Nó, Actually, Soy Salvadoreño

“EL Sal-va-doh-RE-AN Salva-doh-RAN, Salva-DOH-RÍ-an,”
los mui-muis, we don’t even know what
to call ourselves. How to eat
a pupusa: ¿fork & knife? or
¿open it up & treat it like a taco? but
then, we’re betraying our nationalistic (read:
anti-black, anti-indigenous) impulse
to not mix with anyone else. ¿& what’s
with jalapeños in the curtido,
cipotes? ¿With using spicy “salsa”
instead of salsa de tomate? There’s too many
“restaurantes,” one side of the menu: Mexican,
the other, platos típicos. Typically
I want to order the ensalada, but then
they bring me an actual salad.
I say: cóman miercoles, they
want to charge me extra for harina de arroz. Extra
por los nueagados. There’s
nowhere I’d rather be most
than in Abuelita’s kitchen, watching her
throw bay leaves, tomatoes, garlic, orégano
into the blender, then chicharrón,
helping her sell to everyone that knows
she made the best pupusas
from 1985 to 2004. By then,
Salvadoreños became “Hermanos Lejanos,”
we traded Colón for Washingtón. By then,
Los Hermanos Flores looked for new singers
every time they returned from Los Yunaited
to San Salvador. Stay, no se vayan,
es-tei, no sean dundos, was all
those Salvadoreños could say.
We didn’t listen & came here
only to be called Mexican or Puerto Rican,
depending on the coast. We had to fight
for our better horchata, not
the lazy whiter one with only rice. & when
we didn’t want to fight
we tried to blend, speak more “Mexican,”
more ira, more popote, more
no pos guao. ¡Nó, majes!
¡No se me hagan dundos,
ponganse trucha vos!
When anyone wants to call you: Mexican.
You can just say: Nó,
actually, andáte a la M—
racista cara de nacionalista.

Credit

Copyright © 2020 by Javier Zamora. Originally published in Poem-a-Day on October 9, 2020, by the Academy of American Poets.

About this Poem

“Many immigrants from Central America are fleeing their country’s failed nationalistic projects (as well as American imperialism). When I say nationalism, I mean an anti-black, anti-indigenous, white supremacist project. On top of this hardship, or because of it, Central Americans encounter racism and a nationalistic backlash by Mexicans within Mexico. So we try to assimilate in order to successfully cross Mexico.
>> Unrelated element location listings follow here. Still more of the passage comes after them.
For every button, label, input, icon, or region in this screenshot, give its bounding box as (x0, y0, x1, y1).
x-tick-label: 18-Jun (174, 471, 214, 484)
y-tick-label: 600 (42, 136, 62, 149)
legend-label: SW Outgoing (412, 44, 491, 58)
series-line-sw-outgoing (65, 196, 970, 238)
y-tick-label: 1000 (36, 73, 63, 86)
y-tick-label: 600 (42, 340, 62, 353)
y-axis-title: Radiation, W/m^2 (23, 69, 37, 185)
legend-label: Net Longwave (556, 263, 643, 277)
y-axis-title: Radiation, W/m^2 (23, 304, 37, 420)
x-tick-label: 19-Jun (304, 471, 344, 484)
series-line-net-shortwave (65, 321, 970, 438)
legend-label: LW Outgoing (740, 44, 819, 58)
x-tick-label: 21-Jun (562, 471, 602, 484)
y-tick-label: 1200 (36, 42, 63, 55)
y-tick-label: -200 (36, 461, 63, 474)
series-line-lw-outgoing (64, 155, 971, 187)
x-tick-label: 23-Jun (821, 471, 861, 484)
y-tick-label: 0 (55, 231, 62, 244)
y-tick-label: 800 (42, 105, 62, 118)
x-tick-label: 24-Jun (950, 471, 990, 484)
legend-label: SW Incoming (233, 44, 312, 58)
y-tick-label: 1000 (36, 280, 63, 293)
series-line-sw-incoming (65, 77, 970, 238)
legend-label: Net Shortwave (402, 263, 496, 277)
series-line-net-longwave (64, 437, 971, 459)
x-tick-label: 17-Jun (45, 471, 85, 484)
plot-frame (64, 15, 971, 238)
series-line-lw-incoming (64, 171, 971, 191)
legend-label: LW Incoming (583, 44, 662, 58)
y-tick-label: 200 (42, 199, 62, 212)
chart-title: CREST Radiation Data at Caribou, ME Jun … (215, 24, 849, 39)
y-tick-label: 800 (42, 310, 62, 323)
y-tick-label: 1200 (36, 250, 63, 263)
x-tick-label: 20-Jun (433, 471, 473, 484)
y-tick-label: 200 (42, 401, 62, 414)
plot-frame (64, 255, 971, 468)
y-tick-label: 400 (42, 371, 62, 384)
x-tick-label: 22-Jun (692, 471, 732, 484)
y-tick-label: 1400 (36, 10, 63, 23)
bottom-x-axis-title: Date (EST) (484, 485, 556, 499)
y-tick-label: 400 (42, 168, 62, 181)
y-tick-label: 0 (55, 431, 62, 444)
This assimilation continues within the United States; trying to blend into the white English-speaking world AND also trying to blend into the Spanish-speaking world that in California is dominated by Mexicans. ‘Central American-ness,’ or in this particular poem, ‘Salvadoran-ness’ is found and empowered usually after these first assimilations. But, like the poem addresses, this ‘backlash’ only returns to the cause of the evil: nationalism. There must be something outside of the ‘myth,’ outside of ‘pupusas’ ‘horchata,’ ‘nuegados.’ But after the initial hurt of trying to hide that ‘Salvadoran’ identity, it’s a pleasant first step, but it shouldn’t be the end-step. It’s cool repping your country, but that ain’t it. It can’t be it. The poem attempts to highlight this irony: the ‘micro-aggressions,’ the hierarchies within the ‘Latinx’ world.”